25.          Mr Habteslasie points to the letter from Napthens on 10 May 2018 which said:
“Your client purchased the land from the Duchy of Lancaster with no title guarantee, and were fully aware when they purchased this land that our clients were in possession of the [south strip]. Our clients and your client have been involved in business together for a long time and he has been to our clients’ property prior to purchasing this area of land.”
26.          That, he says, has never been denied by the appellant. Moreover, a letter from Farrers, the solicitors for the Duchy of Lancaster, to the appellant referred to the valuer instructed on sale to the appellant who had advised that there was encroachment on the north plot.

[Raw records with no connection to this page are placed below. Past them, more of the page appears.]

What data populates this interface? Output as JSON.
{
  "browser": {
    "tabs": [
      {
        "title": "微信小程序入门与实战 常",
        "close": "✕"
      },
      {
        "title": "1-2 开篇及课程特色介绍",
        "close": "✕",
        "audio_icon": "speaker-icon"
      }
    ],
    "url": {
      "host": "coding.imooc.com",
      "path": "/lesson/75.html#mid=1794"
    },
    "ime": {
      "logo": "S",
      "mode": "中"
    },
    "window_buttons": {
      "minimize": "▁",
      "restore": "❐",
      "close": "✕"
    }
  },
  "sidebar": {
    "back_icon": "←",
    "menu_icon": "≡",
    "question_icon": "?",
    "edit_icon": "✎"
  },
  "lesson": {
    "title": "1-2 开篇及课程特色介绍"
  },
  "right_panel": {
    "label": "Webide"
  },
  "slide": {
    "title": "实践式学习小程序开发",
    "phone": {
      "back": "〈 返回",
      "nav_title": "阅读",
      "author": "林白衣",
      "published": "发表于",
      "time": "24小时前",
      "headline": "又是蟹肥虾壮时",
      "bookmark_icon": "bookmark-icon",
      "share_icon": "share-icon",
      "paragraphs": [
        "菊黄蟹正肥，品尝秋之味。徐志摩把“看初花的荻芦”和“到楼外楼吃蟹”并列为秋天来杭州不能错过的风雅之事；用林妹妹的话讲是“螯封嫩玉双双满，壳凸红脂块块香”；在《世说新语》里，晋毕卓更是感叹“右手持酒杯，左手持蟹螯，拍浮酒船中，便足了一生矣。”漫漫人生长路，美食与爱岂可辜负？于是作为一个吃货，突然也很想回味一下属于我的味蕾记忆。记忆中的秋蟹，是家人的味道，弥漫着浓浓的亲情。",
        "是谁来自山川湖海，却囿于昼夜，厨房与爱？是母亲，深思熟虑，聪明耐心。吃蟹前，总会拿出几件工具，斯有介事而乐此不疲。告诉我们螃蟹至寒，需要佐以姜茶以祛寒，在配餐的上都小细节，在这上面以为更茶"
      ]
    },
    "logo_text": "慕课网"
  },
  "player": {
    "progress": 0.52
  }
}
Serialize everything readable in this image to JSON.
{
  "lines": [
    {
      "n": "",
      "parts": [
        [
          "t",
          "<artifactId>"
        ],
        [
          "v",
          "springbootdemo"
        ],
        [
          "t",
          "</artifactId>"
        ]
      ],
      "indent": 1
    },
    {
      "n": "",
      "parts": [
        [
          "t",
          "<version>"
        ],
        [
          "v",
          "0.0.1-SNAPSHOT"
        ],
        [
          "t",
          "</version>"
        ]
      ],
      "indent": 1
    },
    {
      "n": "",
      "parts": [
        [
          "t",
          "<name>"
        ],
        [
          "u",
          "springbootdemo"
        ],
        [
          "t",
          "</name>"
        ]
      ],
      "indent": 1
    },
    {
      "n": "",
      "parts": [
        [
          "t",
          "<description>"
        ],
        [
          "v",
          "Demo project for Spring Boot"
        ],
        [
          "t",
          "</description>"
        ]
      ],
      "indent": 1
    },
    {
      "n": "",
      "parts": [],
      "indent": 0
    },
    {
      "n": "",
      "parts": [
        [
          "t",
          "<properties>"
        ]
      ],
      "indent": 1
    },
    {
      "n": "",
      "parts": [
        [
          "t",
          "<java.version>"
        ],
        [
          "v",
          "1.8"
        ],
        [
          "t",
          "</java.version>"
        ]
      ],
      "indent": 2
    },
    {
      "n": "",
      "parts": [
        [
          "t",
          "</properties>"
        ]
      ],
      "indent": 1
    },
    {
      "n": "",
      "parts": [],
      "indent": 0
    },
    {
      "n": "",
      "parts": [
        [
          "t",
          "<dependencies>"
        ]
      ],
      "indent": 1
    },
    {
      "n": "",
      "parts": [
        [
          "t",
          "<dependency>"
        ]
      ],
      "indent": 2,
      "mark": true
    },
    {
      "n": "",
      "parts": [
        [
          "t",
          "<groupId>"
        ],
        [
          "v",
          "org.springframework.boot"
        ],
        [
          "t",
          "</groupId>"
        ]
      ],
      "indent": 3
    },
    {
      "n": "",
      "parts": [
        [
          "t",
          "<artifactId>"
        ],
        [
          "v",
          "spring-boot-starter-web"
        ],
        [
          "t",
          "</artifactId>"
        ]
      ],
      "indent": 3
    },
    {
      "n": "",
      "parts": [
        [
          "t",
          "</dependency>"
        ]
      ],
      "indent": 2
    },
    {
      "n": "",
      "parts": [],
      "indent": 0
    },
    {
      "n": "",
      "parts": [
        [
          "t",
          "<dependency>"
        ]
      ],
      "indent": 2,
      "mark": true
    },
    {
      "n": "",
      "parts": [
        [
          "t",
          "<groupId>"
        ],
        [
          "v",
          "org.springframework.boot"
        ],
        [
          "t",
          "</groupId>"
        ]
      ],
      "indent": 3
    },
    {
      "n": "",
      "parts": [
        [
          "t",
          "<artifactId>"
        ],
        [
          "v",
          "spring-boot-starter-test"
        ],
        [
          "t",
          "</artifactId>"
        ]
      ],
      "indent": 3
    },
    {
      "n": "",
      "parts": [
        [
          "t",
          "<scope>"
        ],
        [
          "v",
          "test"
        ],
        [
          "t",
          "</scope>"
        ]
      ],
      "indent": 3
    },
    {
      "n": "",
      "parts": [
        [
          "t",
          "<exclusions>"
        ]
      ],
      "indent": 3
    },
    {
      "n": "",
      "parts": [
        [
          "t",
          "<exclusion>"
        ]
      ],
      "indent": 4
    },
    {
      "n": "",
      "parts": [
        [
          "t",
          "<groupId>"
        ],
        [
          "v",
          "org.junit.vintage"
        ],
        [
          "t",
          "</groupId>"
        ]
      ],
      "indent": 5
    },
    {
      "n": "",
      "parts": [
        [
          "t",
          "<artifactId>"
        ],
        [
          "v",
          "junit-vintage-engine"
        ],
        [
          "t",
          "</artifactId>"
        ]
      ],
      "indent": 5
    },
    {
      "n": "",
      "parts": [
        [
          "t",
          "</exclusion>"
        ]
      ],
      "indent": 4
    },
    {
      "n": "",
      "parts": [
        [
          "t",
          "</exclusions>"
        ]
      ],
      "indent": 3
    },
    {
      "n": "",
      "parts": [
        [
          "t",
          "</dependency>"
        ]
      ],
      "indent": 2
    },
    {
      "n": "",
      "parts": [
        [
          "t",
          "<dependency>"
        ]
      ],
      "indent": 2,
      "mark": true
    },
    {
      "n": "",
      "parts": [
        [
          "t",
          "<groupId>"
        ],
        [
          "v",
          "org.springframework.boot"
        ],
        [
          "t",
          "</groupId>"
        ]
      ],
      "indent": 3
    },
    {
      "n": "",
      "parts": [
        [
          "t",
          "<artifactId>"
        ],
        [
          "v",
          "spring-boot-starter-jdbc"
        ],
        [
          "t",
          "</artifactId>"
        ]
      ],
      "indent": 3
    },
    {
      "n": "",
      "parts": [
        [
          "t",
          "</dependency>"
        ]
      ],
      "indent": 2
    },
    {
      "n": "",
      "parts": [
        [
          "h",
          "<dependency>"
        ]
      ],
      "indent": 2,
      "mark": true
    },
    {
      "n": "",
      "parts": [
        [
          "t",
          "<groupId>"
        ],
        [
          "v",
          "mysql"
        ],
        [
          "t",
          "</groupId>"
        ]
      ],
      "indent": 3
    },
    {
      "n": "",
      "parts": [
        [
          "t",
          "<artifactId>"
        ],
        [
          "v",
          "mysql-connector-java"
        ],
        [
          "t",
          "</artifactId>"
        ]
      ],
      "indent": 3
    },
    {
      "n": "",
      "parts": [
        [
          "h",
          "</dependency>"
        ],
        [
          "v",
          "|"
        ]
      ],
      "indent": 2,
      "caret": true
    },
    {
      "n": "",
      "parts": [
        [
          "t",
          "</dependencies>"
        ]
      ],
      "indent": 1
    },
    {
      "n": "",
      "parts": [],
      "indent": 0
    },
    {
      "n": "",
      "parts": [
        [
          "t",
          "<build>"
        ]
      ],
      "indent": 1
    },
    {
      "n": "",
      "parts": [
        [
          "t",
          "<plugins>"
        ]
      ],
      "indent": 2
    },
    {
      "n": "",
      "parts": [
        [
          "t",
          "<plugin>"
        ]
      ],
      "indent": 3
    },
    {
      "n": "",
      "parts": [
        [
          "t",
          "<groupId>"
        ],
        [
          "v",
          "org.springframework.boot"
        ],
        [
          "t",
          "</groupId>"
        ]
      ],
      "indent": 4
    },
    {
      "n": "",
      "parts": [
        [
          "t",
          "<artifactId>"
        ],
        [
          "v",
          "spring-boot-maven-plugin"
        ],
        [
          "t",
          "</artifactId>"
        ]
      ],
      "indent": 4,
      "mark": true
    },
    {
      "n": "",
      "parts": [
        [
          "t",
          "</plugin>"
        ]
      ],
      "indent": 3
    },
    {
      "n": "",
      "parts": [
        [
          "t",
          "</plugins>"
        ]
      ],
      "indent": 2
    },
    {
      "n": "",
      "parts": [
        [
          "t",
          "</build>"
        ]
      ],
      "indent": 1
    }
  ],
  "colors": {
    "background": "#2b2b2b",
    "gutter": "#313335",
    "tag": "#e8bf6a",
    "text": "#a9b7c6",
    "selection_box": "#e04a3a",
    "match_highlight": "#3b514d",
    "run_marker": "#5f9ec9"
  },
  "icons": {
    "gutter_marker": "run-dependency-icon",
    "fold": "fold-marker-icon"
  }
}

27.          Those two letters support Mr Habteslasie’s argument. I bear in mind also that the encroachment at least on the north plot was long-standing and probably obvious since the plot had been used as Mr and Mrs Adams’ drive. Even more significant, however, is Mr Whitehead’s note of the telephone conversations on 13 and 18 April 2018, quoted above at paragraph 15. Two things stand out:
28.          First, the two conversations are squarely concerned with the very dispute that the parties eventually litigated, namely whether Mr and Mrs Adams contracted to purchase the disputed plots when they bought the plot for their house. The conversations are redolent with controversy. There was, on the appellant’s case, both an allegation by Mr Adams that he and Mrs Adams had bought the land, and later a retraction of that claim. The potential for litigation is obvious, and is the background to Mr Adams’ expressed willingness to purchase the plot; it forms the background to the emails that followed, either to be put to bed by a congenial purchase or to re-ignite into litigation – as indeed it did.
29.          Second, the appellant’s report of the conversation has Mr Adams beginning by referring to his family’s encroachment. The encroachment does not seem to be mentioned as a new idea, but as something that was known and needed explanation. Even if I am wrong about that and even if Mr Whitehead did not know of the encroachment when he sent his email on 12th April, he certainly knew on 18th and in the course of the negotiations beyond.
30.          Taken together those two points indicate that there was a problem that formed the context for the excluded correspondence. These were not simply negotiations about a purchase where the only issue was price; if the problem of encroachment could not be resolved by a sale and purchase then conflict was inevitable and litigation was possible if the problem. The conflict was not, at that stage, so acrimonious as that in Framlington. But it is there and it explains why the offer for sale was made and why Mr Whitehead was keen to sell quickly.
31.          Accordingly I conclude that the excluded correspondence together with the references to it in the appellant’s statement of case in the FTT and in Mr Whitehead’s witness statements were correctly excluded by the judge.